A todas las unidades
El pasado jueves un corredor de rasgos árabes eligió un buen lugar para subir de pulsaciones, pues en un radio inferior a un kilómetro tenía varios centros sanitarios
Manuel Pedreira
Sábado, 13 de abril 2019, 01:54
Un hombre de rasgos árabes, más de 1,80 m de altura, vestido con ropa informal y calzado con deportivas se echó un trote a ... mediodía del jueves por la calle Doctor Azpitarte. Lo más normal del mundo. Correr es el deporte de moda. Suena a frase hecha. Como aquella de «siga a ese coche», cada vez que uno se sube a un taxi, ¿verdad?
El planeta entero se ha puesto a correr y a nadie le extraña encontrarse con practicantes de esta sana modalidad deportiva por cualquier rincón, hasta el punto que doblar según qué esquinas se ha convertido en una actividad peligrosa ante el riesgo estadístico de toparse con uno de esos sudorosos corredores, vestidos invariablemente con colores fosforitos.
Nuestro corredor del jueves eligió, además, un buen lugar para subir de pulsaciones pues en un radio inferior a un kilómetro tenía varios centros sanitarios. Nada que objetar a su trote, por tanto, que debió pasar inadvertido para los caminantes de una calle transitadísima a esa hora en un día laborable. El único detalle insólito era que no iba vestido de fosforito, pero ni por esas llamó la atención. Tampoco que corriese esposado.
Ha cundido tanto el pijerío de los artefactos electrónicos entre los corredores que más de uno debió pensar que esos grilletes que parecían grilletes debían servir para corregir un braceo excesivo e ineficiente, o para medir los vatios desarrollados al galopar sin despegar los sobacos.
El chaval, fiel heredero de la brillante estirpe de mediofondistas magrebíes, se escabullió de los guardias que lo perseguían y no ha vuelto a saberse nada más de él. Le quedaba un mes de talego.
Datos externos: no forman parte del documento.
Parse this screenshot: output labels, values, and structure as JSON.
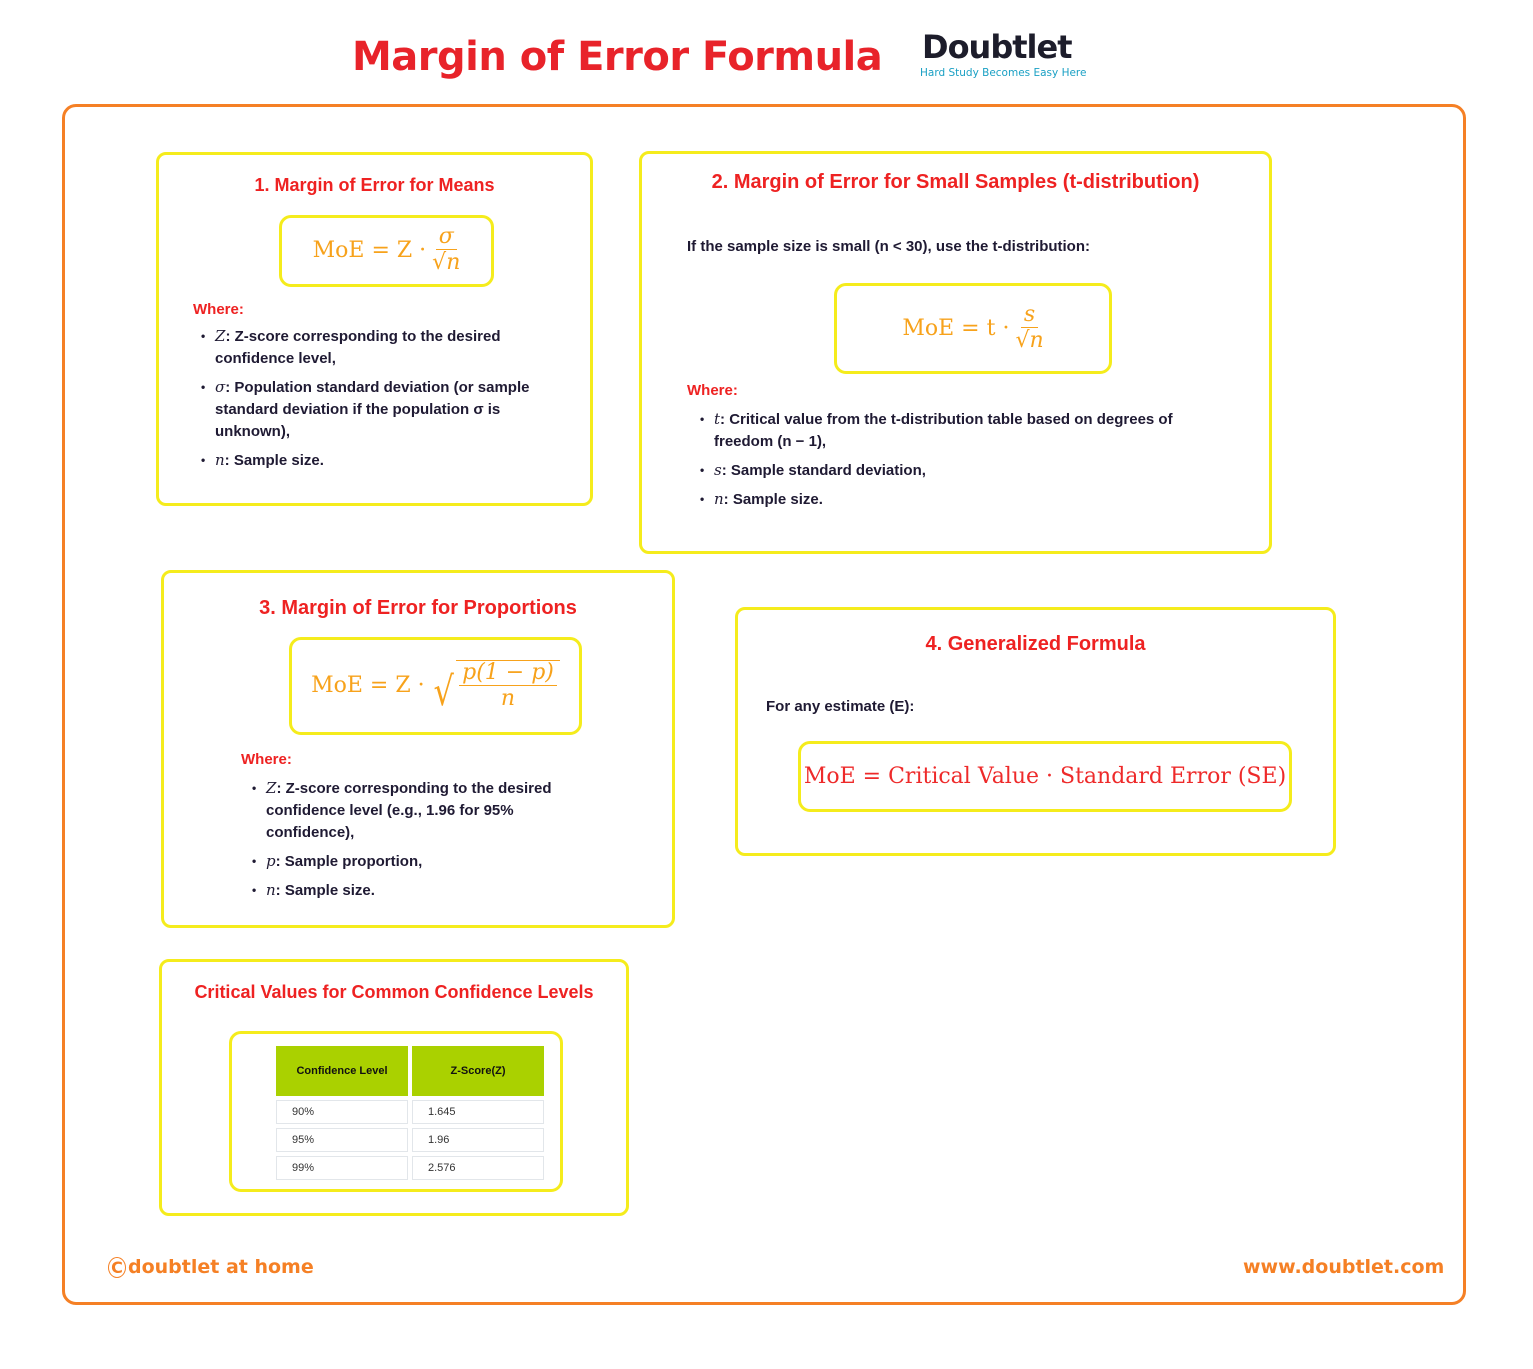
{
  "header": {
    "title": "Margin of Error Formula",
    "logo_word": "Doubtlet",
    "logo_tagline": "Hard Study Becomes Easy Here"
  },
  "theme": {
    "title_color": "#e8232a",
    "frame_color": "#f58025",
    "card_border": "#f5ec1c",
    "formula_color": "#f7a21b",
    "table_header": "#aad100"
  },
  "sections": [
    {
      "title": "1. Margin of Error for Means",
      "formula": {
        "lhs": "MoE = Z ·",
        "numerator": "σ",
        "denominator": "√n"
      },
      "where_label": "Where:",
      "bullets": [
        {
          "sym": "Z",
          "text": ": Z-score corresponding to the desired confidence level,"
        },
        {
          "sym": "σ",
          "text": ": Population standard deviation (or sample standard deviation if the population σ is unknown),"
        },
        {
          "sym": "n",
          "text": ": Sample size."
        }
      ]
    },
    {
      "title": "2. Margin of Error for Small Samples (t-distribution)",
      "intro": "If the sample size is small (n < 30), use the t-distribution:",
      "formula": {
        "lhs": "MoE = t ·",
        "numerator": "s",
        "denominator": "√n"
      },
      "where_label": "Where:",
      "bullets": [
        {
          "sym": "t",
          "text": ": Critical value from the t-distribution table based on degrees of freedom (n − 1),"
        },
        {
          "sym": "s",
          "text": ": Sample standard deviation,"
        },
        {
          "sym": "n",
          "text": ": Sample size."
        }
      ]
    },
    {
      "title": "3. Margin of Error for Proportions",
      "formula": {
        "lhs": "MoE = Z ·",
        "numerator": "p(1 − p)",
        "denominator": "n"
      },
      "where_label": "Where:",
      "bullets": [
        {
          "sym": "Z",
          "text": ": Z-score corresponding to the desired confidence level (e.g., 1.96 for 95% confidence),"
        },
        {
          "sym": "p",
          "text": ": Sample proportion,"
        },
        {
          "sym": "n",
          "text": ": Sample size."
        }
      ]
    },
    {
      "title": "4. Generalized Formula",
      "intro": "For any estimate (E):",
      "formula": {
        "text": "MoE = Critical Value · Standard Error (SE)"
      }
    }
  ],
  "critical_values": {
    "title": "Critical Values for Common Confidence Levels",
    "columns": [
      "Confidence Level",
      "Z-Score(Z)"
    ],
    "rows": [
      [
        "90%",
        "1.645"
      ],
      [
        "95%",
        "1.96"
      ],
      [
        "99%",
        "2.576"
      ]
    ]
  },
  "footer": {
    "copyright_symbol": "C",
    "left": "doubtlet at home",
    "right": "www.doubtlet.com"
  }
}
Y tenía pendientes unos cuantos paseos al banquillo que podían alargar su estancia en el 'resort' de la carretera de Colomera unos pocos años más, razón por la que presumiblemente decidió largarse.
La fuga de un convicto es un gran tema literario y cinematrográfico. Además del túnel excavado con un cortauñas, evadirse durante un traslado al hospital constituye un género en sí mismo. El preso suele fingir una dolencia agravada que no puede resolverse en la enfermería de la cárcel y fuerza su traslado al exterior con la idea de burlar a sus vigilantes y poner pies en polvorosa. Lo llamativo es que algo así, que parece surgido de la mente de un guionista televisivo sin ideas, siga ocurriendo. Que la realidad, una vez más, alimente a la ficción y la derrote.
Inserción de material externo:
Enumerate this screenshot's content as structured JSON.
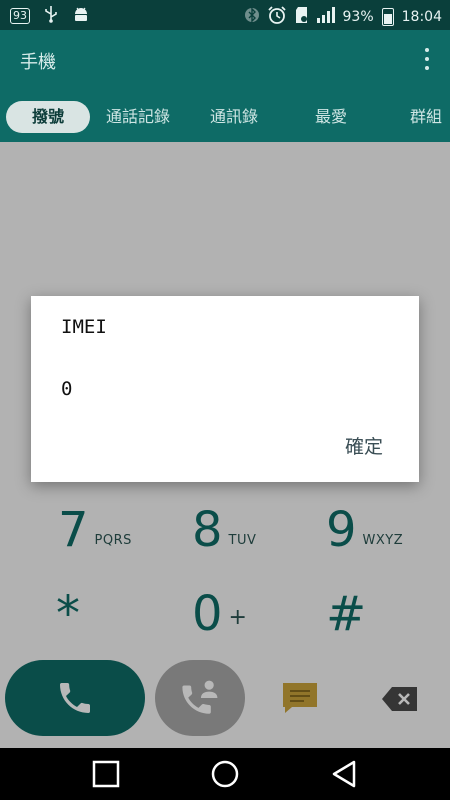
{
  "status_bar": {
    "notification_badge": "93",
    "battery_percent": "93%",
    "time": "18:04",
    "icons": [
      "notification-93-icon",
      "usb-icon",
      "android-icon",
      "bluetooth-icon",
      "alarm-icon",
      "sd-card-icon",
      "signal-icon",
      "battery-icon"
    ]
  },
  "app_bar": {
    "title": "手機",
    "menu_icon": "overflow-menu-icon"
  },
  "tabs": [
    {
      "label": "撥號",
      "active": true
    },
    {
      "label": "通話記錄"
    },
    {
      "label": "通訊錄"
    },
    {
      "label": "最愛"
    },
    {
      "label": "群組"
    }
  ],
  "keypad": {
    "keys": [
      {
        "digit": "7",
        "letters": "PQRS"
      },
      {
        "digit": "8",
        "letters": "TUV"
      },
      {
        "digit": "9",
        "letters": "WXYZ"
      },
      {
        "digit": "*",
        "letters": ""
      },
      {
        "digit": "0",
        "letters": "+"
      },
      {
        "digit": "#",
        "letters": ""
      }
    ]
  },
  "actions": {
    "call_icon": "phone-icon",
    "contact_icon": "add-contact-call-icon",
    "message_icon": "message-icon",
    "delete_icon": "backspace-icon"
  },
  "dialog": {
    "title": "IMEI",
    "value": "0",
    "ok_label": "確定"
  },
  "nav_bar": {
    "icons": [
      "recents-icon",
      "home-icon",
      "back-icon"
    ]
  },
  "colors": {
    "status_bar": "#0a3f3b",
    "primary": "#0e6b66",
    "active_tab_bg": "#d9e4e3",
    "dialog_button": "#3a4e55",
    "message_icon": "#c9a23b"
  }
}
Hubiese dado lo que fuera por estar allí, en la puerta del centro de salud, para contemplar la escena. Lo habría cambiado incluso por perderme el debate a cinco del día 23. El recluso huyendo de las rejas presentes y venideras. Los guardias, afligidos, llamando por walkie «a todas las unidades, repito, a todas las unidades» y los viandantes, entre estupefactos y divertidos, buscando las cámaras y la silla del director. El presidiario sigue en paradero desconocido. Dicen que lo han visto en la cola del voto por correo. Dicen. Pero yo no me lo creo.